Lucioles / février 2012
Il faut croire que quelque chose les préoccupe, eux les garants de cette société putride. Depuis un moment, le béton qui coule à foison un peu partout a le mérite d’envoyer des signaux assez clairs sur les stratégies du pouvoir à l’œuvre. C’était le cas avec le nouveau super-ministère-de-la-guerre, ça l’était également avec le nouveau super-palais-de-justice, avec le super-plan-25 000-places-de-prison-supplémentaires, et avec le super-plan-1300 caméras…ça l’est encore avec cette nouvelle cellule cancéreuse qui vient de voir le jour : un nouveau super-QG-pour-les-gendarmes pour mieux nous en super-foutre-dans-la-gueule. Et on ne parle même pas ici de tout l’arsenal de lois votées pour renforcer le contrôle social, auquel toutes ces infrastructures ne sont qu’un accompagnement matériel et pratique.
Allez, faisons les présentations, même si certains personnages et leurs rôles nauséeux commencent à être connus: bon, à la pelleteuse et à la grue (en attendant la lanterne?) on retrouve, suspense…Eiffage, ou plus précisément sa filiale Eiffigen, assistée à la construction par la boîte Arte Charpentier Architectes. Alors que le commandement de ces pauvres pandores se trouvait entassé dans un modeste immeuble de la rue Saint-Didier dans le XVIe arrondissement, et éparpillé dans une multitude de poulaillers (Malakoff, Plessis-Robinson, Rosny-sous-Bois, Arcueil), voilà que ces matraqueurs assermentés vont pouvoir échafauder les détails de leur basse besogne depuis un seul et même quarter-général grand de 22 000 m2, situé juste à côté du Fort d’Issy-les-Moulineaux. Fort dont la construction avait été lancée par cette canaille patentée d’Adolphe Thiers, et où se déroulèrent en avril-mai 1871 de furieux combats entre les Versaillais et les combattants de la Commune de Paris. C’est notamment depuis ces nombreux forts périphériques que la ville insurgée se fera bombarder, en représailles de quoi la villa particulière de Thiers sera rasée au sol par les communards. Pour l’anecdote, c’est aussi sur ce site que se situait jusqu’à présent le bastion de la Direction Générale de l’Armement…Mais revenons à nos moutons, ou plutôt à nos bergers à képi.
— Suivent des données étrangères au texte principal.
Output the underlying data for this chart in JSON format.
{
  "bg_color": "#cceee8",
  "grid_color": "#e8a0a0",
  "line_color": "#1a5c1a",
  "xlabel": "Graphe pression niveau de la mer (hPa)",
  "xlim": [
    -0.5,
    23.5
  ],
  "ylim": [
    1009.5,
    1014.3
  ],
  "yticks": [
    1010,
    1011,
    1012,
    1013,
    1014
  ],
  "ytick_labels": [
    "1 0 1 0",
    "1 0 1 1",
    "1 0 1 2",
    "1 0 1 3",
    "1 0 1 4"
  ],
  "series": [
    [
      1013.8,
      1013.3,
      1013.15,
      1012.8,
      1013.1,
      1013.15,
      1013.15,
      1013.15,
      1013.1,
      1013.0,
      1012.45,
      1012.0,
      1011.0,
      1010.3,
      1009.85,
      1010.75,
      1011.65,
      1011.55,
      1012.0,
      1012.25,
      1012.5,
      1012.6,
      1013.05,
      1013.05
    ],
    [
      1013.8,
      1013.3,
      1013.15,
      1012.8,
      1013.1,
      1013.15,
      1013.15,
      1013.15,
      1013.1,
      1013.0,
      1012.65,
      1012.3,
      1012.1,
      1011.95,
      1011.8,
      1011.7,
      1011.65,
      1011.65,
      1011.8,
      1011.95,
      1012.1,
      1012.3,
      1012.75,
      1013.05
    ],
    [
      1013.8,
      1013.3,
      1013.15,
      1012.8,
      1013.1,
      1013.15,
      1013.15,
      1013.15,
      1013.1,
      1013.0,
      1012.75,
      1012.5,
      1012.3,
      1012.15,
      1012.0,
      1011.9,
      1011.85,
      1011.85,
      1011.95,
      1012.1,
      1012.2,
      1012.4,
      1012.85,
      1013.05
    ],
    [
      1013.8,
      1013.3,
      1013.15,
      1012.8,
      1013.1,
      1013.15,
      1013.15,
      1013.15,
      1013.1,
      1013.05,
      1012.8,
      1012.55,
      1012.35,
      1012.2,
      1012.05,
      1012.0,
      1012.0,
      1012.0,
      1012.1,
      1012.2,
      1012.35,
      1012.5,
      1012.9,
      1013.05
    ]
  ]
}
Au 1er février, ce sont donc 1300 gendarmes qui vont poser leur barda dans ce lieu symbolique, tous affectés à la direction générale d’une armée qui compte quelques 97 000 mercenaires, tandis que le directeur général restera dans ses bureaux situés au ministère de l’intérieur. Et une porte-parole de cette bande d’assassins de claironner, pas peu fière: «Le quartier du fort deviendra ainsi un des endroits les plus sûrs d’Île-de-France».
Outre les effets d’annonce, il s’agit d’une part de rassurer chaque petit soldat dont l’ensemble constitue le bras armé du pouvoir («voyez comme l’Etat s’occupe bien de vous, chers agents»), d’autre part de draguer une partie de la population encline à préférer la misère d’un taf de merde à celle du chômage (la gendarmerie recrute ainsi 10 000 agents pour 2012), et enfin de distribuer quelques bénéfices au secteur de la construction. Cette dernière place-forte sortant de terre constitue aussi une pierre de plus dans le vaste édifice répressif (que cette répression vise «l’ennemi étranger» ou «l’ennemi intérieur»), qui comme tout mécanisme a besoin de se renouveler et de fonctionner pour ne pas rouiller et continuer à s’engraisser.
Alors il faut bien comprendre ce slogan servi par les architectes du bunker :«Cette conception derrière sa façade futuriste symbolise la volonté de conjuguer le passé et la modernité» . Traduction : la perpétuation du vieux monde qui n’est que domination, se conjugue au présent, et avec des accents toujours aussi guerriers. Prenons-en acte.